Schroff also argues that the sentence imposed was excessive. Schroff was nineteen years old at the time of the incident. He was on probation on a felony charge of burglary not in a dwelling.[5] In addition Schroff had a juvenile record which included writing NSF checks and joy-riding. Schroff had been placed in McLaughlin Youth Center and in general seems to have done well there. In spite of an obviously turbulent background, Schroff finished high school, earning above average grades. The record shows that he is a highly intelligent person.

The trial judge pointed out that if he imposed consecutive sentences Schroff could receive a maximum sentence of twenty years. The trial judge carefully applied Chaney[6] goals, emphasizing the need to isolate Schroff from society and the need to deter others from similar offenses.

Although a sentence "ought not to exceed ten years except in unusual cases and normally should not exceed five years,"[7] we feel Schroff's case presents facts which do differ from the norm. Regardless of whether Schroff intended to shoot the troopers or not, both Schroff and the troopers were placed within an instant of death by his actions. We do not find the sentence was clearly mistaken.[8]

The judgment of the trial court is therefore AFFIRMED.


[1] Former AS 11.15.220 read as follows:

Assault with dangerous weapon. A person armed with a dangerous weapon, who assaults another with the weapon, is punishable by imprisonment in the penitentiary for not more than 10 years nor less than six months, or by imprisonment in jail for not more than one year nor less than one month, or by a fine of not more than $1,000 nor less than $100.

[2] In Cooper the supreme court held that in deciding whether there was sufficient evidence for the jury to find multiple counts of assault with a dangerous weapon, the court should look at the evidence in the light most favorable to the state. The court further said:

[T]he crime of assault with a dangerous weapon is committed when one uses a dangerous weapon with the intention of causing bodily harm or causing the apprehension of immediate bodily harm. The act of firing one shot toward three people will support three convictions if the actor's intent is to cause injury or apprehension of imminent jury to all three persons.
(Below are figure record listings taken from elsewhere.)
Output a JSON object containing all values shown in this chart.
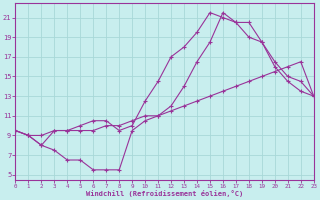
{
  "xlabel": "Windchill (Refroidissement éolien,°C)",
  "bg_color": "#c8eeee",
  "grid_color": "#a8d8d8",
  "line_color": "#993399",
  "xlim": [
    0,
    23
  ],
  "ylim": [
    4.5,
    22.5
  ],
  "xticks": [
    0,
    1,
    2,
    3,
    4,
    5,
    6,
    7,
    8,
    9,
    10,
    11,
    12,
    13,
    14,
    15,
    16,
    17,
    18,
    19,
    20,
    21,
    22,
    23
  ],
  "yticks": [
    5,
    7,
    9,
    11,
    13,
    15,
    17,
    19,
    21
  ],
  "line1_x": [
    0,
    1,
    2,
    3,
    4,
    5,
    6,
    7,
    8,
    9,
    10,
    11,
    12,
    13,
    14,
    15,
    16,
    17,
    18,
    19,
    20,
    21,
    22,
    23
  ],
  "line1_y": [
    9.5,
    9.0,
    8.0,
    7.5,
    6.5,
    6.5,
    5.5,
    5.5,
    5.5,
    9.5,
    10.5,
    11.0,
    12.0,
    14.0,
    16.5,
    18.5,
    21.5,
    20.5,
    20.5,
    18.5,
    16.0,
    14.5,
    13.5,
    13.0
  ],
  "line2_x": [
    0,
    1,
    2,
    3,
    4,
    5,
    6,
    7,
    8,
    9,
    10,
    11,
    12,
    13,
    14,
    15,
    16,
    17,
    18,
    19,
    20,
    21,
    22,
    23
  ],
  "line2_y": [
    9.5,
    9.0,
    9.0,
    9.5,
    9.5,
    9.5,
    9.5,
    10.0,
    10.0,
    10.5,
    11.0,
    11.0,
    11.5,
    12.0,
    12.5,
    13.0,
    13.5,
    14.0,
    14.5,
    15.0,
    15.5,
    16.0,
    16.5,
    13.0
  ],
  "line3_x": [
    0,
    1,
    2,
    3,
    4,
    5,
    6,
    7,
    8,
    9,
    10,
    11,
    12,
    13,
    14,
    15,
    16,
    17,
    18,
    19,
    20,
    21,
    22,
    23
  ],
  "line3_y": [
    9.5,
    9.0,
    8.0,
    9.5,
    9.5,
    10.0,
    10.5,
    10.5,
    9.5,
    10.0,
    12.5,
    14.5,
    17.0,
    18.0,
    19.5,
    21.5,
    21.0,
    20.5,
    19.0,
    18.5,
    16.5,
    15.0,
    14.5,
    13.0
  ]
}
Cooper claims, however, that he only intended to assault one of the officers, and that the evidence against him with regard to the other two officers is insufficient. The question of the defendant's intent in an assault with a deadly weapon charge is one of fact; the trial court judge's finding will not be disturbed unless there is a "cogent showing that the evidence could not justify" it.
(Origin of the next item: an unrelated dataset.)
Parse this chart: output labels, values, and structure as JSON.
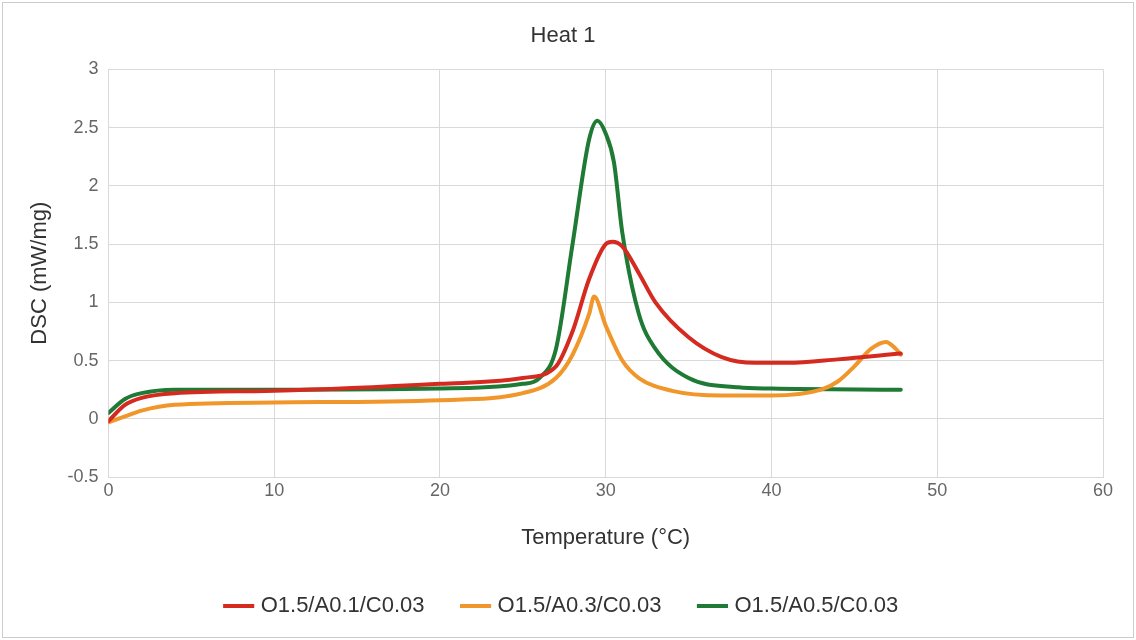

595 P.2d at 649 (footnotes omitted).

[3] At the time of this trial the exclusion of witnesses rule was set out in Alaska R.Civ.P. 43(g)(3), which read:

(3) Exclusion of Witnesses From Courtroom. At the request of any party, the court may exclude from the courtroom any witness of the adverse party not at the time under examination, so that he may not hear the testimony of other witnesses.

This rule was made applicable to criminal trials through former Criminal Rule 26(a). See AS 09.20.180. The exclusion of witnesses rule is currently Evidence Rule 615.
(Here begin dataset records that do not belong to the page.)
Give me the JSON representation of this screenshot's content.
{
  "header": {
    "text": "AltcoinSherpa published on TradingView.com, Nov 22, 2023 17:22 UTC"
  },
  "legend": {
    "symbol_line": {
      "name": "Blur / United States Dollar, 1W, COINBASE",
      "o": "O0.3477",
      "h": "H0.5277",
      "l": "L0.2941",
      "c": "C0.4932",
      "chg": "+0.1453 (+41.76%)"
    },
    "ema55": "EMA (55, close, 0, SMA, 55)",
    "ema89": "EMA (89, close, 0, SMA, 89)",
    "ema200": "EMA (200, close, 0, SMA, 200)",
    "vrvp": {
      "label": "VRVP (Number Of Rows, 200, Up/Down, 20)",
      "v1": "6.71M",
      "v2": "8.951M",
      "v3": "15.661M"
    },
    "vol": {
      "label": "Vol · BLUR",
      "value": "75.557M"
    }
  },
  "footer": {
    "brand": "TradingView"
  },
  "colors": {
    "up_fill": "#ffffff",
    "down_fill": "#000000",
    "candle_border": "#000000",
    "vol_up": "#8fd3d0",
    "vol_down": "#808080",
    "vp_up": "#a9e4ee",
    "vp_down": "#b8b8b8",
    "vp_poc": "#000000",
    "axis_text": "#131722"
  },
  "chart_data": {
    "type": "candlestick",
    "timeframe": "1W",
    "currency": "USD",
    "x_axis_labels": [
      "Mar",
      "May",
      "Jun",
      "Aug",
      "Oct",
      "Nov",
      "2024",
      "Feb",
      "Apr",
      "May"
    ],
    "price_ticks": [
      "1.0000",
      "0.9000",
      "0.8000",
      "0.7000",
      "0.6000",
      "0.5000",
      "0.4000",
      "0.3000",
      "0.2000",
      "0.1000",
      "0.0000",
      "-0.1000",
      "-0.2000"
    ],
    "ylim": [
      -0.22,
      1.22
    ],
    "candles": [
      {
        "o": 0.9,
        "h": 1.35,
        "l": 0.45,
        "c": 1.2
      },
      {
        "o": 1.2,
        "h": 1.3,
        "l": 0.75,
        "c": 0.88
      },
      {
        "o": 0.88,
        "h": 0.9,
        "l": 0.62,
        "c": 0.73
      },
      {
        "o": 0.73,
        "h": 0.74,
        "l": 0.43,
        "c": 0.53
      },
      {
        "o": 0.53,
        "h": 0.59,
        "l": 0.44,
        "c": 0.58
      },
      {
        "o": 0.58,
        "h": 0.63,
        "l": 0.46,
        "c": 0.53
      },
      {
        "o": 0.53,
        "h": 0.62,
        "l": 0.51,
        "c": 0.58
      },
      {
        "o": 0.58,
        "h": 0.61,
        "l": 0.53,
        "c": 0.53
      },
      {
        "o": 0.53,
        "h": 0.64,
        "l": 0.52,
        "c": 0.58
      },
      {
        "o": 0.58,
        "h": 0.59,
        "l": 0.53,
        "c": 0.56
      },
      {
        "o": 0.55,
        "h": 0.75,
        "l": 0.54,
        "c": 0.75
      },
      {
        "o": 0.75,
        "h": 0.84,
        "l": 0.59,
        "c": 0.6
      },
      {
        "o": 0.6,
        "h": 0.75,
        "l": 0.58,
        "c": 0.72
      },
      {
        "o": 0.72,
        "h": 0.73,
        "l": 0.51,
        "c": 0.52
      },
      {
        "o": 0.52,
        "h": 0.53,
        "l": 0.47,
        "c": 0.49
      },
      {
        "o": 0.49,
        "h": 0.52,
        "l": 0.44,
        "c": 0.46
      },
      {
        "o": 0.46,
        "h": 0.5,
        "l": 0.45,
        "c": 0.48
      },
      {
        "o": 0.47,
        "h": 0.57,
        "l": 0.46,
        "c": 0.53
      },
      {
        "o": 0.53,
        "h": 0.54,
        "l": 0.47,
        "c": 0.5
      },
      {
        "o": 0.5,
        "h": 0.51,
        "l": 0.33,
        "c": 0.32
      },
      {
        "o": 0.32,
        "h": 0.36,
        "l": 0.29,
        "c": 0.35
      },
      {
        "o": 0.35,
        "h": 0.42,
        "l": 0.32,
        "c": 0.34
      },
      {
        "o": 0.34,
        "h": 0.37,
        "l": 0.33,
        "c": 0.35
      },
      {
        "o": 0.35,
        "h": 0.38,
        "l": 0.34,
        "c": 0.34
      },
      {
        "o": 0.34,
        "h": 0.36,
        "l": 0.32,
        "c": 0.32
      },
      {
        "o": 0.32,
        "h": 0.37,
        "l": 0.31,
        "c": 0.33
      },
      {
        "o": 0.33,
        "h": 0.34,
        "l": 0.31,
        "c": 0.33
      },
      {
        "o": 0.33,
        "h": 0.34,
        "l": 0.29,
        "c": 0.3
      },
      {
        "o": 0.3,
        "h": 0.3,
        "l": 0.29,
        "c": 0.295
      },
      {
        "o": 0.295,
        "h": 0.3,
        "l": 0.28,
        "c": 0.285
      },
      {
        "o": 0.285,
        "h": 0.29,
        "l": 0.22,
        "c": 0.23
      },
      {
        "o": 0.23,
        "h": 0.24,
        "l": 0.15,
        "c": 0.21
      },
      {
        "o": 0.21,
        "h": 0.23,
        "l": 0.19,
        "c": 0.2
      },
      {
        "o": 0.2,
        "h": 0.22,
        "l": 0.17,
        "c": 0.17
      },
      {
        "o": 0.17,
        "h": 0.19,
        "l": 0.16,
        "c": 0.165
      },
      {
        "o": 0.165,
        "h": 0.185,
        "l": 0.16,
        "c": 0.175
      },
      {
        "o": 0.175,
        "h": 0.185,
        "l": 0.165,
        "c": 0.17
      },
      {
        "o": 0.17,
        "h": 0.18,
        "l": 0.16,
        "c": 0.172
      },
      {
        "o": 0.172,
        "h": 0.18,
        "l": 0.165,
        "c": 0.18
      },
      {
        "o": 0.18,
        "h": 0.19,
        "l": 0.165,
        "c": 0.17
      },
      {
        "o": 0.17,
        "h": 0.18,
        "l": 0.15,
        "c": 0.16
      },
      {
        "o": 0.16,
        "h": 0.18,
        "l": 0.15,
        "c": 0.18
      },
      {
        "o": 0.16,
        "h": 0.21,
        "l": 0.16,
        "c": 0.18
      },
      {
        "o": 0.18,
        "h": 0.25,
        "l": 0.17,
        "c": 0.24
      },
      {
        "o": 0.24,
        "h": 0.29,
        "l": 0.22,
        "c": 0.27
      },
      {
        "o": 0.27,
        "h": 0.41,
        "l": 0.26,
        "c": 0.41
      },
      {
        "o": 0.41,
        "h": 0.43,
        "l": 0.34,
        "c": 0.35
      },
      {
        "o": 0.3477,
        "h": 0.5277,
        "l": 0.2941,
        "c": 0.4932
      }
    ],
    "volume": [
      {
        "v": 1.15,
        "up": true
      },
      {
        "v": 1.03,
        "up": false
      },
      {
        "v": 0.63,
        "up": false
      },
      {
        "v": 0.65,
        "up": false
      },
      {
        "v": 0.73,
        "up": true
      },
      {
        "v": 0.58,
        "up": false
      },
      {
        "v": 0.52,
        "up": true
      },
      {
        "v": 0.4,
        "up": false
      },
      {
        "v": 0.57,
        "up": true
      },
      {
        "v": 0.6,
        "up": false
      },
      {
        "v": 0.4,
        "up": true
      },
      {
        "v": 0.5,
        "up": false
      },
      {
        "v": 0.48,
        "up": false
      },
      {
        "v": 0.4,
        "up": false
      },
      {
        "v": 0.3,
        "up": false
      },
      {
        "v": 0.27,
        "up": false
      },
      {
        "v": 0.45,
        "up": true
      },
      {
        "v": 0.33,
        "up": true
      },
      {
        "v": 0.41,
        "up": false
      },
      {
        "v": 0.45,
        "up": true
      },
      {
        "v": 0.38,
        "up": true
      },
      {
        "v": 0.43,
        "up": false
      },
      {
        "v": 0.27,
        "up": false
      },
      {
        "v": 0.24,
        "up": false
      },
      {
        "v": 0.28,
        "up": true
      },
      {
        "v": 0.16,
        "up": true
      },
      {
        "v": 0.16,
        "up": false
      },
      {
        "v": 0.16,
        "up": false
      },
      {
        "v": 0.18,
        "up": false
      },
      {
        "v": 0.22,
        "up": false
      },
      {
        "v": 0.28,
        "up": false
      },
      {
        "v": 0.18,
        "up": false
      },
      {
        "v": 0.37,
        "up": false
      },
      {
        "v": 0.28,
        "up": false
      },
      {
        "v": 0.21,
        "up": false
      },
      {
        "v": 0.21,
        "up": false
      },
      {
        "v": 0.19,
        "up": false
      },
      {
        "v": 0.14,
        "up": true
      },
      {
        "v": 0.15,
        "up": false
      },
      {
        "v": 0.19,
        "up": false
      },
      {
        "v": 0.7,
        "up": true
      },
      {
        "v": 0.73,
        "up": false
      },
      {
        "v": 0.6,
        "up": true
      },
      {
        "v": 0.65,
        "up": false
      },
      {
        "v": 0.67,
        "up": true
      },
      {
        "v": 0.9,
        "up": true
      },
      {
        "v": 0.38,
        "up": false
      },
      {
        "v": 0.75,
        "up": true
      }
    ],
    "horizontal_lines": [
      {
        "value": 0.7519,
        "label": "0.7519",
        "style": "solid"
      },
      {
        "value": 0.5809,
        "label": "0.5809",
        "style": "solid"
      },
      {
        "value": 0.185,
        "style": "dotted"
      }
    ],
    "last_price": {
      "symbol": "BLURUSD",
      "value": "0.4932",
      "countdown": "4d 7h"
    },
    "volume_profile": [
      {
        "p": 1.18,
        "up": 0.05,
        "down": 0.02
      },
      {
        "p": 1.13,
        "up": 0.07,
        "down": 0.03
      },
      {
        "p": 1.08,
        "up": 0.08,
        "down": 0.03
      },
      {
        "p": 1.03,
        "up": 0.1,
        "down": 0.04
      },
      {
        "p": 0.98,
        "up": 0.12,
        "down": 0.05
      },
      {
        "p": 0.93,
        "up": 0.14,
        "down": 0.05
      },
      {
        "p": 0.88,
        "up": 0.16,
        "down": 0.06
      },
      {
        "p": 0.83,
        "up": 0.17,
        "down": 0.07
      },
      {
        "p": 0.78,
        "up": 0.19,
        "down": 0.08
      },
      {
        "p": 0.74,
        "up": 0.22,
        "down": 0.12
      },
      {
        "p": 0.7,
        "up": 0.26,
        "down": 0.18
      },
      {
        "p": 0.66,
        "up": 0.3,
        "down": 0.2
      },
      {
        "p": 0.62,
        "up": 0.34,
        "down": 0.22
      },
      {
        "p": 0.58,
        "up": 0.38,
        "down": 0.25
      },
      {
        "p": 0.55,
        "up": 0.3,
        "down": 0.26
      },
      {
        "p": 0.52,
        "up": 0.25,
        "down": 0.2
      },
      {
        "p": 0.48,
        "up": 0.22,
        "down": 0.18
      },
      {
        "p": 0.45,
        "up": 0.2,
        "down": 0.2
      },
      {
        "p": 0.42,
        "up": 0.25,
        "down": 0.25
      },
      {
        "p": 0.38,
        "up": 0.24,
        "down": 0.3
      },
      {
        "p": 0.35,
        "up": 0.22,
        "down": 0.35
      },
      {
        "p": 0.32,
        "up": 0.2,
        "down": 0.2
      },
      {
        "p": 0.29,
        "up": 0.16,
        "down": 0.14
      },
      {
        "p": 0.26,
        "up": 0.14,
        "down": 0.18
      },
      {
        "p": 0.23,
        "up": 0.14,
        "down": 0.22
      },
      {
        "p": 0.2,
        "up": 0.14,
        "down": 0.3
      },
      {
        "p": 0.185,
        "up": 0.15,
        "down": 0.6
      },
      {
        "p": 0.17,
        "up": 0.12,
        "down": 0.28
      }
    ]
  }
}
[4] 562 P.2d 697 (Alaska 1977), aff'd on rehearing 576 P.2d 982 (Alaska 1978). See Pascoe v. State, 628 P.2d 547, at 550 (Alaska 1980).

[5] Schroff was originally given a suspended imposition of sentence which placed him on probation for a twenty-four month period. Schroff's probation was revoked because of the incidents described in the case presently before the court. Schroff was sentenced to three years with two years suspended, concurrent to these assault with a dangerous weapon charges.

[6] Chaney v. State, 477 P.2d 441, 444 (Alaska 1970).

[7] ABA Standards, Sentence Alternatives and Procedures ยง 2.1 at 1 (Approved Draft, 1971). Pascoe v. State, Op.No. 2249 at 9.

[8] McClain v. State, 519 P.2d 811, 813-814 (Alaska 1974).